I’ve seen the esteem which Adrian is held in in Holland at the two memorial shows I’ve been part of there, and I’ve spent many hours discussing his life and legacy with people including his late mother Win and his father Bob Borland.One day a far vaster audience will discover him, I just know that.
The whole band were superlative, people don’t mention Colvin Mayers on the keyboards who we also lost in 1993, he could hear all kinds of counterpoints in a song, he was so gifted.
It’s sad that we rehearsed in Wimbledon to do a Cherry Red night at Brixton Academy but it got cancelled due to poor ticket sales – but at least I got to stand in that tiny room with The Sound playing on my songs and theirs, yet another one of those ‘moments’ .. I well treasure those memories.
What can you tell me about your interdisciplinary art project in the 80s called “Ghosts of Individuals”?
My friend and then manager John Hollingsworth did the most to get it up and running, he and Patrik Fitzgerald, Ann Clark and I did some fascinating shows, I realise now we were a bit ahead of our time with poetry, music and performance art all in the mix.We talked of getting others involved, of it growing bigger, but it didn’t quite happen, we did get Martyn Bates of Eyeless in Gaza to make a superb solo debut on one of our nights in Birmingham but that was about it. When John moved on in his A&R career to the dizzy heights of number 2 at Warner Brothers UK we all drifted apart, I never did connect much with Ann and Patrik was like a leaf blowing in the wind bless him, a beautiful fellow really. I look at it now and can see it had huge potential, but we were personal rather than political so we didn’t catch on like Red Wedge, we didn’t have ‘a geezer’ like Billy Bragg in Ghosts of Individuals lol, that was our downfall.

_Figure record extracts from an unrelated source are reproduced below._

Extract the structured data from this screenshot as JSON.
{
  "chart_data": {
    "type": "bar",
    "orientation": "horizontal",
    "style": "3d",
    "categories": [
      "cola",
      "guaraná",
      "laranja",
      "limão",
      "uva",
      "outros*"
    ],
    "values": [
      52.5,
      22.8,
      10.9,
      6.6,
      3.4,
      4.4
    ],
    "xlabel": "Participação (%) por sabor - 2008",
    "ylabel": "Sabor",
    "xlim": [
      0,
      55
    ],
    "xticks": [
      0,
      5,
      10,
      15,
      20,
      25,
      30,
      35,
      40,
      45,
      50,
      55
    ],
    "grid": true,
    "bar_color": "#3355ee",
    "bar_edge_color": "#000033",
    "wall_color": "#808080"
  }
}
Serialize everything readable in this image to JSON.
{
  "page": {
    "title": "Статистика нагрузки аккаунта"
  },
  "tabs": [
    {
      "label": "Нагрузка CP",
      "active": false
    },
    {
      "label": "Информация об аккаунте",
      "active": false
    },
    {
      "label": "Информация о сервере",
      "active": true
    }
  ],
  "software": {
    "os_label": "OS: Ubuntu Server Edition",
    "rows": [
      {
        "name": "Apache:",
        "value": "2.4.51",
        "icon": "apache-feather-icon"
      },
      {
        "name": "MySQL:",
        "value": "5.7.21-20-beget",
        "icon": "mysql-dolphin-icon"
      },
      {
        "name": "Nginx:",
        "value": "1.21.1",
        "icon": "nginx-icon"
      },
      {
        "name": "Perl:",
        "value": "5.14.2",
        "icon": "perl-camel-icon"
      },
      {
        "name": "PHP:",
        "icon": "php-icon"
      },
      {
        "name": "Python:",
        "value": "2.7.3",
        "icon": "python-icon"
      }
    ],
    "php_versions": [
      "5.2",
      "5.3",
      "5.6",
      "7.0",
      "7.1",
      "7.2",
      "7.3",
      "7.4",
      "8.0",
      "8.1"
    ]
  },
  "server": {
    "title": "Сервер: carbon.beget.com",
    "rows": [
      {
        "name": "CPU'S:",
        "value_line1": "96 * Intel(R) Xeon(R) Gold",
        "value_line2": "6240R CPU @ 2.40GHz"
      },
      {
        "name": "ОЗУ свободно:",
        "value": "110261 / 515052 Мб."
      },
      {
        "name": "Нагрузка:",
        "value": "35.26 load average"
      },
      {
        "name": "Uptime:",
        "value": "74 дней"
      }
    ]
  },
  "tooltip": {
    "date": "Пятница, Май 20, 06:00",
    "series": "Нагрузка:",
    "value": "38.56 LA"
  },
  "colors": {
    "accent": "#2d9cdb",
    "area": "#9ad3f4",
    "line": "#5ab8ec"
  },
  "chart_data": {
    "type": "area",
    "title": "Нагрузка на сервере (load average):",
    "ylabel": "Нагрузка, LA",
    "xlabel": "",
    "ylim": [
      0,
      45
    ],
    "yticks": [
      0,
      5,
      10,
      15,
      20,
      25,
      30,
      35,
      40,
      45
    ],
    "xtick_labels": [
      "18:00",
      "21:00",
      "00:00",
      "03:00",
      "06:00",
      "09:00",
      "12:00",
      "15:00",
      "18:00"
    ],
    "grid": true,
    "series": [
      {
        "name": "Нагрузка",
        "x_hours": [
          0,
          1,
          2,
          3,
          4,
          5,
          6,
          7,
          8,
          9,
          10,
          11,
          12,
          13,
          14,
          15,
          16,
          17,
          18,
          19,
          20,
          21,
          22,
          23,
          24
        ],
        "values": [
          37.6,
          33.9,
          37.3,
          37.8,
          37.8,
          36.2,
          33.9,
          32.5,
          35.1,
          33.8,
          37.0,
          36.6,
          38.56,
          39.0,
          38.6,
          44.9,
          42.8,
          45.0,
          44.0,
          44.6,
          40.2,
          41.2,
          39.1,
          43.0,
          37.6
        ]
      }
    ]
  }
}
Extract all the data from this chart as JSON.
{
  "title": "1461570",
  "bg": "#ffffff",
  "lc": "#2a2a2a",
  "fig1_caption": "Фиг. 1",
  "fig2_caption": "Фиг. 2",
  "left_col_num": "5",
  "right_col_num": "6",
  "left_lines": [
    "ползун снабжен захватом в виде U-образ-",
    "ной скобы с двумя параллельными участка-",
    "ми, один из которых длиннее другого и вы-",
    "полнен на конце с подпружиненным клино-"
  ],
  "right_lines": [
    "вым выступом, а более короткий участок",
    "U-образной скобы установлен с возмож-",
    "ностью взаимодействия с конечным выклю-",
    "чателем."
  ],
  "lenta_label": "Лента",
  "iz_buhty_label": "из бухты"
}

You have been described as a “lonesome troubadour” but in the first years as an artist you have to deal with some problems in Factory and Cherry Red. Being these two important alternative labels, how do you think you have gained as an artist with the release of your own label Botheration?
I’m afraid it’s Botheration by name, Botheration by nature, I am pretty clueless about running a label, just like Tony was with Factory. It’s something to hang my artistic hat on. It’s very different to the 80s with the internet of things or whatever it is. You can imagine anything even a ‘record label’.
In your “black hole period” you have struggled with depression but you have recovered from it and you have more albums in the last 10 years than in your first 20. How did you leave behind those dark times and became a prolific singer/songwriter?
I’ve never left them behind. I’ve adapted, I have coping strategies. It’s also getting later in my life, either I proved something, and prove something now, or it will be too late. Like I said I channel things in my mind and I hear things in chords and riffs on the guitar. I can edit it better now, I channel it better. I can see what needs to be said better. Morally. Spiritually. Politically. The songs are a better man than I am. I can’t live up to the wisdom in them. I wish that I was Neil Young but alas I’m me. It’ll have to do. I love things like Low and Warpaint but I don’t want to copy them. I listen to things from when I was a kid like The Floyd, Zeppelin and Hendrix and Lou and Dylan though he’s also current like Neil is. Still happening. I still want to reach people, I want to be still happening too not just a historic Factory relic.